Again, as McMillan argues, the evidence suggests that the major factor bedeviling Alberta’s fiscal situation is revenues. For 2018–19, Alberta collected 14.1% relative to GDP compared to the next highest province, Saskatchewan, at 17.4%—the biggest difference in the case of MacKinnon’s old stomping grounds being that province’s 11% harmonized sales tax. In fact, Alberta collects roughly $11 billion less in taxes than Canada’s next highest taxing provinces, British Columbia and Saskatchewan.
As McMillan shows, and as similarly argued by Ron Kneebone and other economists, Alberta’s fiscal difficulties reflect a continued over-reliance upon resource royalties to fund necessary programs, with the result that the economy’s boom and bust is mirrored by a pattern of boom and bust on public expenditures. It’s a problem that the NDP, like governments before it, failed to address.
This pattern is not accidental, however.

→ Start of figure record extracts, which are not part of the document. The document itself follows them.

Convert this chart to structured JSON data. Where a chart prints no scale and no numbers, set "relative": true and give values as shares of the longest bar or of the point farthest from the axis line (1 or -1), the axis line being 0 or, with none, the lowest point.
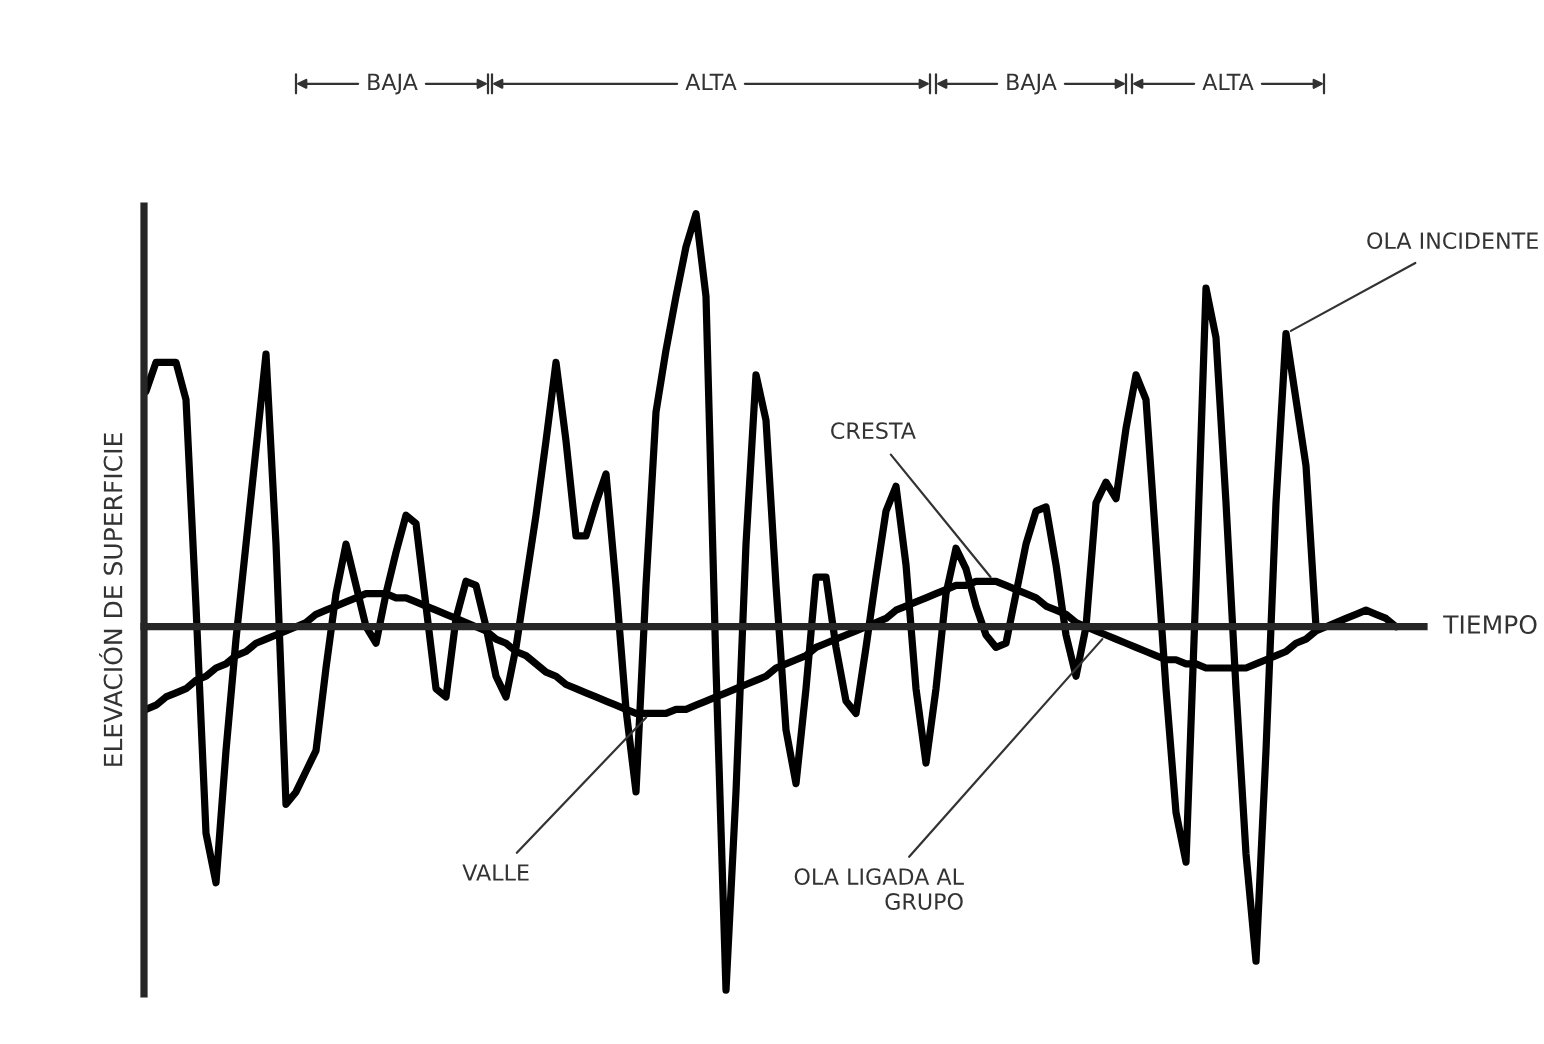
{
  "chart_data": {
    "type": "line",
    "relative": true,
    "xlabel": "TIEMPO",
    "ylabel": "ELEVACIÓN DE SUPERFICIE",
    "line_style": "solid",
    "marker": "none",
    "categories": [
      null,
      null,
      null,
      null,
      null,
      null,
      null,
      null,
      null,
      null,
      null,
      null,
      null,
      null,
      null,
      null,
      null,
      null,
      null,
      null,
      null,
      null,
      null,
      null,
      null,
      null,
      null,
      null,
      null,
      null,
      null,
      null,
      null,
      null,
      null,
      null,
      null,
      null,
      null,
      null,
      null,
      null,
      null,
      null,
      null,
      null,
      null,
      null,
      null,
      null,
      null,
      null,
      null,
      null,
      null,
      null,
      null,
      null,
      null,
      null,
      null,
      null,
      null,
      null,
      null,
      null,
      null,
      null,
      null,
      null,
      null,
      null,
      null,
      null,
      null,
      null,
      null,
      null,
      null,
      null,
      null,
      null,
      null,
      null,
      null,
      null,
      null,
      null,
      null,
      null,
      null,
      null,
      null,
      null,
      null,
      null,
      null,
      null,
      null,
      null,
      null,
      null,
      null,
      null,
      null,
      null,
      null,
      null,
      null,
      null,
      null,
      null,
      null,
      null,
      null,
      null,
      null,
      null,
      null,
      null,
      null,
      null,
      null,
      null,
      null,
      null
    ],
    "series": [
      {
        "color": "#000000",
        "values": [
          0.57,
          0.64,
          0.64,
          0.64,
          0.55,
          0.05,
          -0.5,
          -0.62,
          -0.3,
          -0.03,
          0.2,
          0.43,
          0.66,
          0.2,
          -0.43,
          -0.4,
          -0.35,
          -0.3,
          -0.1,
          0.08,
          0.2,
          0.1,
          0.0,
          -0.04,
          0.08,
          0.18,
          0.27,
          0.25,
          0.05,
          -0.15,
          -0.17,
          0.02,
          0.11,
          0.1,
          0.0,
          -0.12,
          -0.17,
          -0.05,
          0.11,
          0.27,
          0.45,
          0.64,
          0.45,
          0.22,
          0.22,
          0.3,
          0.37,
          0.1,
          -0.2,
          -0.4,
          0.1,
          0.52,
          0.67,
          0.8,
          0.92,
          1.0,
          0.8,
          -0.1,
          -0.88,
          -0.4,
          0.2,
          0.61,
          0.5,
          0.1,
          -0.25,
          -0.38,
          -0.15,
          0.12,
          0.12,
          -0.05,
          -0.18,
          -0.21,
          -0.05,
          0.12,
          0.28,
          0.34,
          0.15,
          -0.15,
          -0.33,
          -0.15,
          0.08,
          0.19,
          0.14,
          0.05,
          -0.02,
          -0.05,
          -0.04,
          0.08,
          0.2,
          0.28,
          0.29,
          0.15,
          -0.02,
          -0.12,
          0.0,
          0.3,
          0.35,
          0.31,
          0.48,
          0.61,
          0.55,
          0.2,
          -0.15,
          -0.45,
          -0.57,
          0.1,
          0.82,
          0.7,
          0.3,
          -0.15,
          -0.55,
          -0.81,
          -0.3,
          0.3,
          0.71,
          0.55,
          0.39,
          0.0,
          null,
          null,
          null,
          null,
          null,
          null,
          null,
          null
        ]
      },
      {
        "color": "#000000",
        "values": [
          -0.2,
          -0.19,
          -0.17,
          -0.16,
          -0.15,
          -0.13,
          -0.12,
          -0.1,
          -0.09,
          -0.07,
          -0.06,
          -0.04,
          -0.03,
          -0.02,
          -0.01,
          0.0,
          0.01,
          0.03,
          0.04,
          0.05,
          0.06,
          0.07,
          0.08,
          0.08,
          0.08,
          0.07,
          0.07,
          0.06,
          0.05,
          0.04,
          0.03,
          0.02,
          0.01,
          0.0,
          -0.01,
          -0.03,
          -0.04,
          -0.06,
          -0.07,
          -0.09,
          -0.11,
          -0.12,
          -0.14,
          -0.15,
          -0.16,
          -0.17,
          -0.18,
          -0.19,
          -0.2,
          -0.21,
          -0.21,
          -0.21,
          -0.21,
          -0.2,
          -0.2,
          -0.19,
          -0.18,
          -0.17,
          -0.16,
          -0.15,
          -0.14,
          -0.13,
          -0.12,
          -0.1,
          -0.09,
          -0.08,
          -0.07,
          -0.05,
          -0.04,
          -0.03,
          -0.02,
          -0.01,
          0.0,
          0.01,
          0.02,
          0.04,
          0.05,
          0.06,
          0.07,
          0.08,
          0.09,
          0.1,
          0.1,
          0.11,
          0.11,
          0.11,
          0.1,
          0.09,
          0.08,
          0.07,
          0.05,
          0.04,
          0.03,
          0.01,
          0.0,
          -0.01,
          -0.02,
          -0.03,
          -0.04,
          -0.05,
          -0.06,
          -0.07,
          -0.08,
          -0.08,
          -0.09,
          -0.09,
          -0.1,
          -0.1,
          -0.1,
          -0.1,
          -0.1,
          -0.09,
          -0.08,
          -0.07,
          -0.06,
          -0.04,
          -0.03,
          -0.01,
          0.0,
          0.01,
          0.02,
          0.03,
          0.04,
          0.03,
          0.02,
          0.0
        ]
      }
    ],
    "annotations": [
      "BAJA",
      "ALTA",
      "BAJA",
      "ALTA",
      "OLA INCIDENTE",
      "CRESTA",
      "VALLE",
      "OLA LIGADA AL\nGRUPO"
    ]
  }
}
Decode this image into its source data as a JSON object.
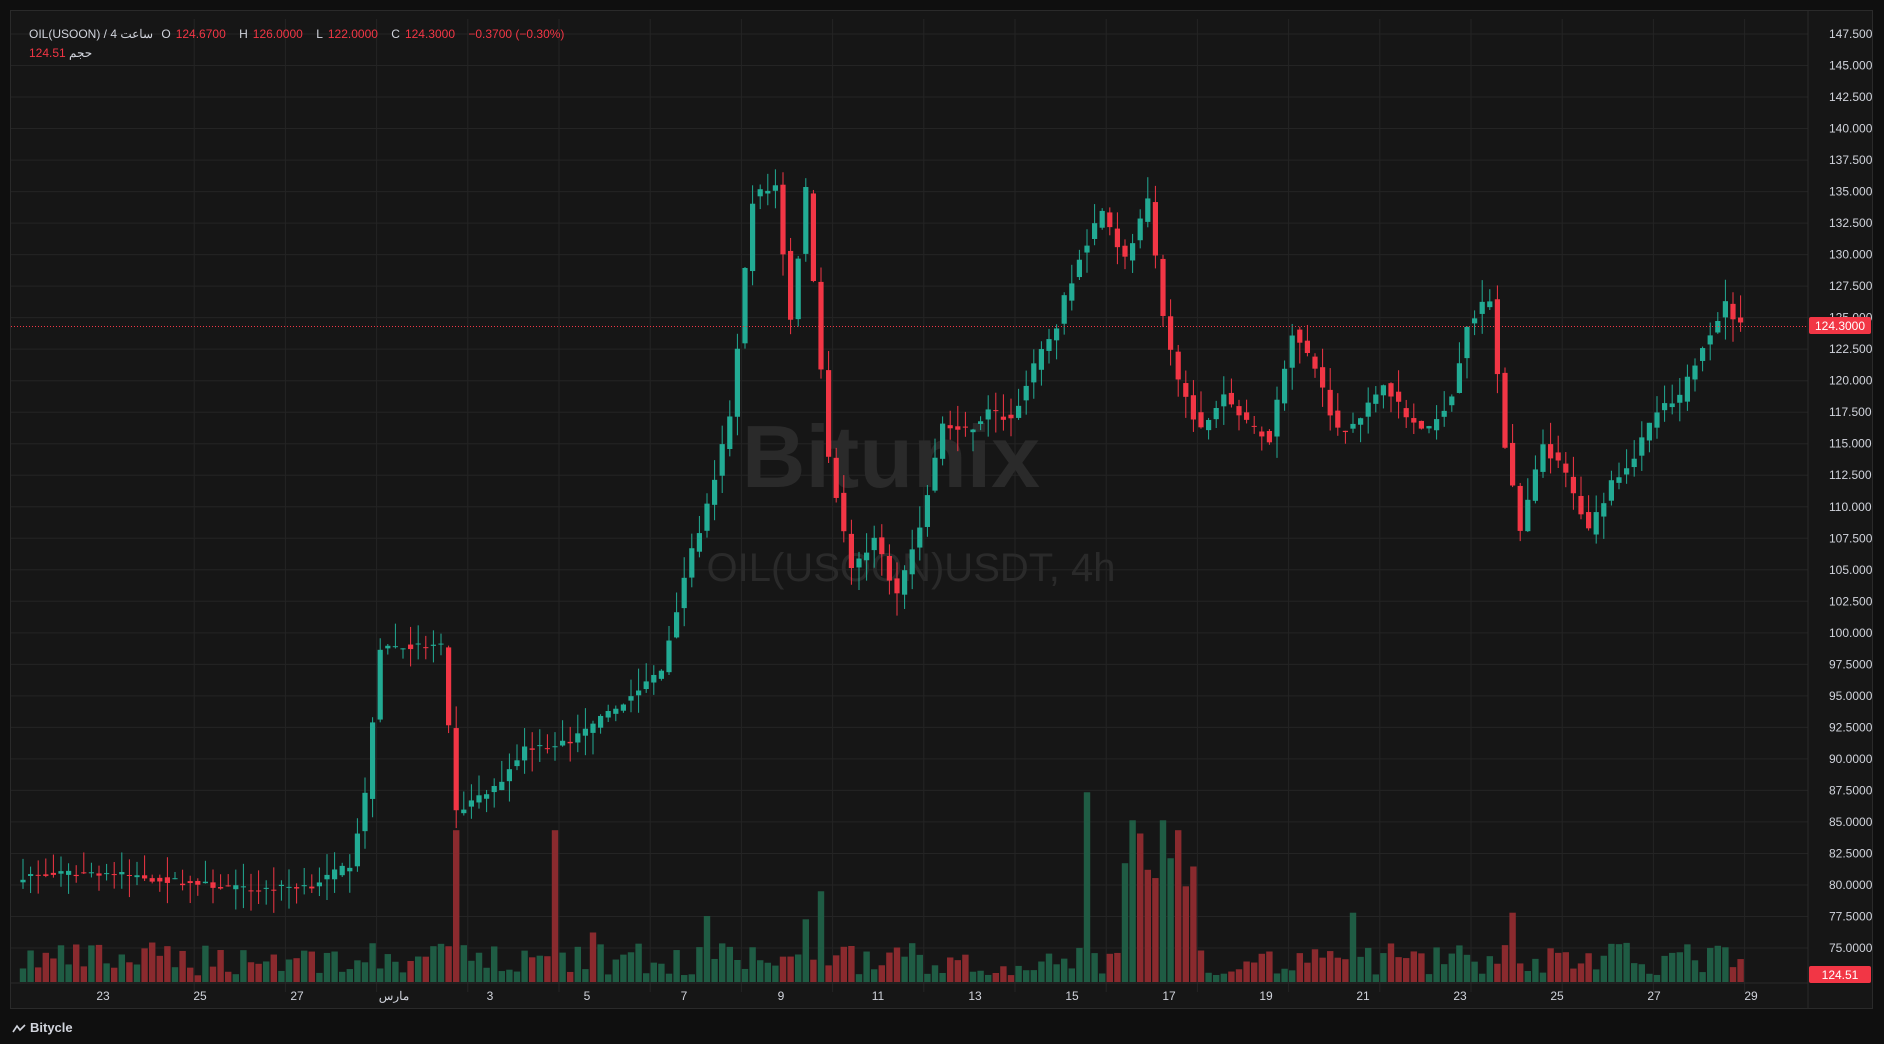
{
  "header": {
    "symbol": "OIL(USOON) / 4 ساعت",
    "open_label": "O",
    "open": "124.6700",
    "high_label": "H",
    "high": "126.0000",
    "low_label": "L",
    "low": "122.0000",
    "close_label": "C",
    "close": "124.3000",
    "change": "−0.3700 (−0.30%)",
    "volume_label": "حجم",
    "volume": "124.51"
  },
  "watermark": {
    "brand": "Bitunix",
    "text": "OIL(USOON)USDT, 4h"
  },
  "footer": {
    "brand": "Bitycle"
  },
  "colors": {
    "up": "#22ab94",
    "down": "#f23645",
    "up_vol": "#1f5c44",
    "down_vol": "#8a2a2e",
    "grid": "#242424",
    "axis_text": "#d1d4dc"
  },
  "chart_data": {
    "type": "candlestick",
    "interval": "4h",
    "price_axis_ticks": [
      "147.5000",
      "145.0000",
      "142.5000",
      "140.0000",
      "137.5000",
      "135.0000",
      "132.5000",
      "130.0000",
      "127.5000",
      "125.0000",
      "122.5000",
      "120.0000",
      "117.5000",
      "115.0000",
      "112.5000",
      "110.0000",
      "107.5000",
      "105.0000",
      "102.5000",
      "100.0000",
      "97.5000",
      "95.0000",
      "92.5000",
      "90.0000",
      "87.5000",
      "85.0000",
      "82.5000",
      "80.0000",
      "77.5000",
      "75.0000"
    ],
    "time_axis_ticks": [
      "23",
      "25",
      "27",
      "مارس",
      "3",
      "5",
      "7",
      "9",
      "11",
      "13",
      "15",
      "17",
      "19",
      "21",
      "23",
      "25",
      "27",
      "29"
    ],
    "last_price_label": "124.3000",
    "last_price": 124.3,
    "volume_label_value": "124.51",
    "ylim": [
      72.5,
      148.5
    ],
    "anchors": [
      {
        "i": 0,
        "close": 80.7
      },
      {
        "i": 10,
        "close": 81.0
      },
      {
        "i": 20,
        "close": 80.3
      },
      {
        "i": 30,
        "close": 79.6
      },
      {
        "i": 38,
        "close": 80.0
      },
      {
        "i": 43,
        "close": 81.6
      },
      {
        "i": 45,
        "close": 87.0
      },
      {
        "i": 47,
        "close": 98.9
      },
      {
        "i": 55,
        "close": 98.9
      },
      {
        "i": 57,
        "close": 85.8
      },
      {
        "i": 62,
        "close": 87.6
      },
      {
        "i": 66,
        "close": 90.9
      },
      {
        "i": 72,
        "close": 91.3
      },
      {
        "i": 78,
        "close": 94.0
      },
      {
        "i": 84,
        "close": 97.0
      },
      {
        "i": 87,
        "close": 104.5
      },
      {
        "i": 90,
        "close": 110.0
      },
      {
        "i": 93,
        "close": 117.0
      },
      {
        "i": 96,
        "close": 134.5
      },
      {
        "i": 99,
        "close": 135.5
      },
      {
        "i": 101,
        "close": 125.0
      },
      {
        "i": 103,
        "close": 135.0
      },
      {
        "i": 106,
        "close": 114.0
      },
      {
        "i": 109,
        "close": 105.0
      },
      {
        "i": 112,
        "close": 107.5
      },
      {
        "i": 115,
        "close": 103.0
      },
      {
        "i": 118,
        "close": 108.5
      },
      {
        "i": 121,
        "close": 116.5
      },
      {
        "i": 124,
        "close": 116.0
      },
      {
        "i": 127,
        "close": 117.5
      },
      {
        "i": 130,
        "close": 117.0
      },
      {
        "i": 133,
        "close": 121.0
      },
      {
        "i": 136,
        "close": 124.5
      },
      {
        "i": 139,
        "close": 130.0
      },
      {
        "i": 142,
        "close": 133.5
      },
      {
        "i": 145,
        "close": 129.5
      },
      {
        "i": 148,
        "close": 134.0
      },
      {
        "i": 150,
        "close": 125.0
      },
      {
        "i": 152,
        "close": 120.0
      },
      {
        "i": 155,
        "close": 116.0
      },
      {
        "i": 158,
        "close": 119.0
      },
      {
        "i": 161,
        "close": 116.5
      },
      {
        "i": 164,
        "close": 115.5
      },
      {
        "i": 167,
        "close": 124.0
      },
      {
        "i": 170,
        "close": 121.0
      },
      {
        "i": 173,
        "close": 116.0
      },
      {
        "i": 176,
        "close": 117.0
      },
      {
        "i": 179,
        "close": 120.0
      },
      {
        "i": 182,
        "close": 117.0
      },
      {
        "i": 185,
        "close": 116.0
      },
      {
        "i": 188,
        "close": 119.0
      },
      {
        "i": 190,
        "close": 124.5
      },
      {
        "i": 193,
        "close": 126.5
      },
      {
        "i": 195,
        "close": 115.0
      },
      {
        "i": 197,
        "close": 108.0
      },
      {
        "i": 200,
        "close": 115.0
      },
      {
        "i": 203,
        "close": 112.5
      },
      {
        "i": 206,
        "close": 108.0
      },
      {
        "i": 209,
        "close": 112.0
      },
      {
        "i": 212,
        "close": 114.0
      },
      {
        "i": 215,
        "close": 117.5
      },
      {
        "i": 218,
        "close": 118.5
      },
      {
        "i": 221,
        "close": 123.0
      },
      {
        "i": 224,
        "close": 126.0
      },
      {
        "i": 226,
        "close": 124.3
      }
    ],
    "volume_spikes": [
      {
        "i": 57,
        "v": 92,
        "dir": "down"
      },
      {
        "i": 70,
        "v": 92,
        "dir": "down"
      },
      {
        "i": 75,
        "v": 30,
        "dir": "down"
      },
      {
        "i": 90,
        "v": 40,
        "dir": "up"
      },
      {
        "i": 103,
        "v": 38,
        "dir": "up"
      },
      {
        "i": 105,
        "v": 55,
        "dir": "up"
      },
      {
        "i": 140,
        "v": 115,
        "dir": "up"
      },
      {
        "i": 145,
        "v": 72,
        "dir": "up"
      },
      {
        "i": 146,
        "v": 98,
        "dir": "up"
      },
      {
        "i": 147,
        "v": 90,
        "dir": "down"
      },
      {
        "i": 148,
        "v": 68,
        "dir": "down"
      },
      {
        "i": 149,
        "v": 63,
        "dir": "down"
      },
      {
        "i": 150,
        "v": 98,
        "dir": "up"
      },
      {
        "i": 151,
        "v": 75,
        "dir": "up"
      },
      {
        "i": 152,
        "v": 92,
        "dir": "down"
      },
      {
        "i": 153,
        "v": 58,
        "dir": "down"
      },
      {
        "i": 154,
        "v": 70,
        "dir": "down"
      },
      {
        "i": 175,
        "v": 42,
        "dir": "up"
      },
      {
        "i": 196,
        "v": 42,
        "dir": "down"
      }
    ]
  }
}
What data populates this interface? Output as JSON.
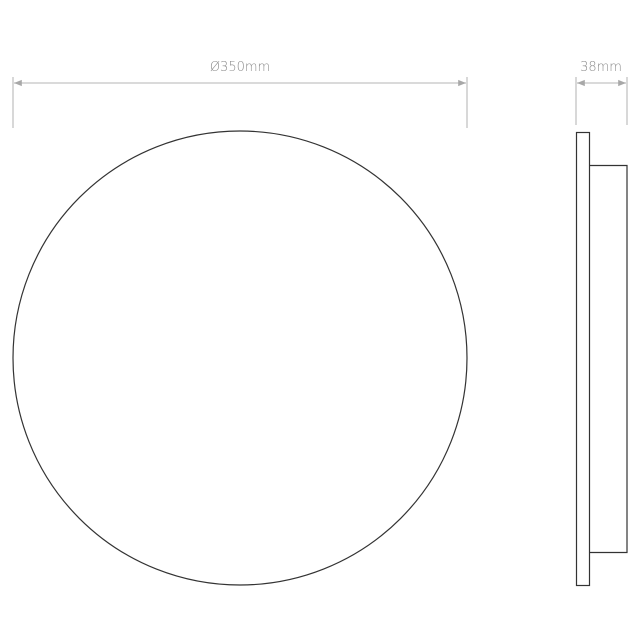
{
  "front_view": {
    "diameter_label": "Ø350mm"
  },
  "side_view": {
    "depth_label": "38mm"
  },
  "colors": {
    "outline": "#333333",
    "dimension": "#c4c4c4",
    "label": "#8a8a8a"
  }
}
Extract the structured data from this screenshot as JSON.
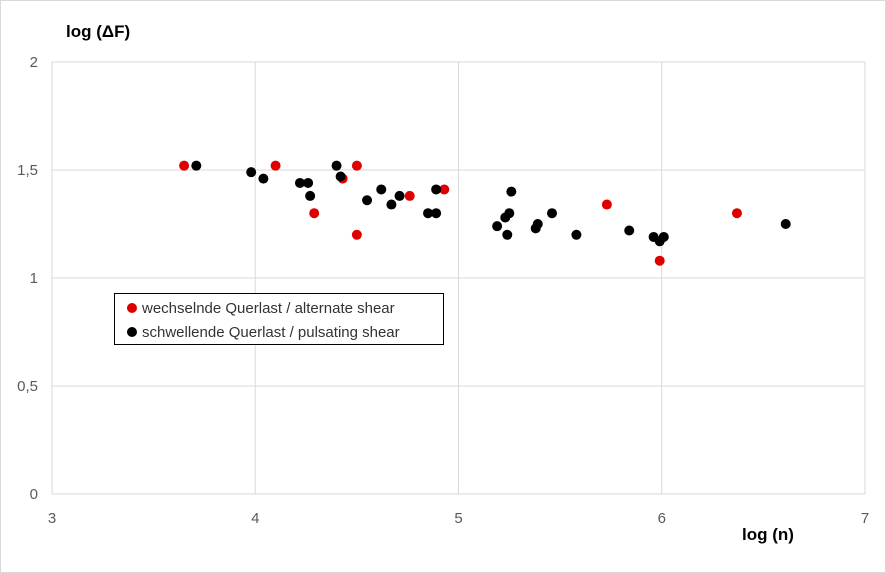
{
  "chart_data": {
    "type": "scatter",
    "xlabel": "log (n)",
    "ylabel": "log (ΔF)",
    "xlim": [
      3,
      7
    ],
    "ylim": [
      0,
      2
    ],
    "x_ticks": [
      "3",
      "4",
      "5",
      "6",
      "7"
    ],
    "y_ticks": [
      "0",
      "0,5",
      "1",
      "1,5",
      "2"
    ],
    "grid": true,
    "legend_position": "left-middle",
    "series": [
      {
        "name": "wechselnde Querlast / alternate shear",
        "color": "#e00000",
        "points": [
          [
            3.65,
            1.52
          ],
          [
            4.1,
            1.52
          ],
          [
            4.29,
            1.3
          ],
          [
            4.43,
            1.46
          ],
          [
            4.5,
            1.52
          ],
          [
            4.5,
            1.2
          ],
          [
            4.76,
            1.38
          ],
          [
            4.93,
            1.41
          ],
          [
            5.73,
            1.34
          ],
          [
            5.99,
            1.08
          ],
          [
            6.37,
            1.3
          ]
        ]
      },
      {
        "name": "schwellende Querlast / pulsating shear",
        "color": "#000000",
        "points": [
          [
            3.71,
            1.52
          ],
          [
            3.98,
            1.49
          ],
          [
            4.04,
            1.46
          ],
          [
            4.22,
            1.44
          ],
          [
            4.26,
            1.44
          ],
          [
            4.27,
            1.38
          ],
          [
            4.4,
            1.52
          ],
          [
            4.42,
            1.47
          ],
          [
            4.55,
            1.36
          ],
          [
            4.62,
            1.41
          ],
          [
            4.67,
            1.34
          ],
          [
            4.71,
            1.38
          ],
          [
            4.85,
            1.3
          ],
          [
            4.89,
            1.3
          ],
          [
            4.89,
            1.41
          ],
          [
            5.19,
            1.24
          ],
          [
            5.23,
            1.28
          ],
          [
            5.25,
            1.3
          ],
          [
            5.24,
            1.2
          ],
          [
            5.26,
            1.4
          ],
          [
            5.38,
            1.23
          ],
          [
            5.39,
            1.25
          ],
          [
            5.46,
            1.3
          ],
          [
            5.58,
            1.2
          ],
          [
            5.84,
            1.22
          ],
          [
            5.96,
            1.19
          ],
          [
            5.99,
            1.17
          ],
          [
            6.01,
            1.19
          ],
          [
            6.61,
            1.25
          ]
        ]
      }
    ]
  }
}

It is the result of bad policy choices made by past Alberta governments to keep taxes low—thereby to maintain a chimerical "Alberta advantage"—while paying for public services with royalties from non-renewable resources.
A famous Zen koan asks, “What is the sound of one hand clapping?” The panel’s mandated approach of tackling Alberta’s fiscal picture with one hand tied behind its back provides in the case of Alberta an answer: it is the sound of severe—and unnecessary—cuts to education, health, social services, and other programs.
* As McMillan explains in his report, Hard Math, Harder Choices: Alberta's Budget Reality, "Household incomes are a useful comparator for three main reasons. The first is that income is a major determinant of demand for goods and services, including those provided by governments. A second reason is that household income is a measure of fiscal capacity; that is, it accounts for the ability of a province or country to provide or finance public outputs. Finally, because labour is an important input into public goods and services and governments must be competitive in the wages and salaries, average incomes reflect a significant cost component of government budgets."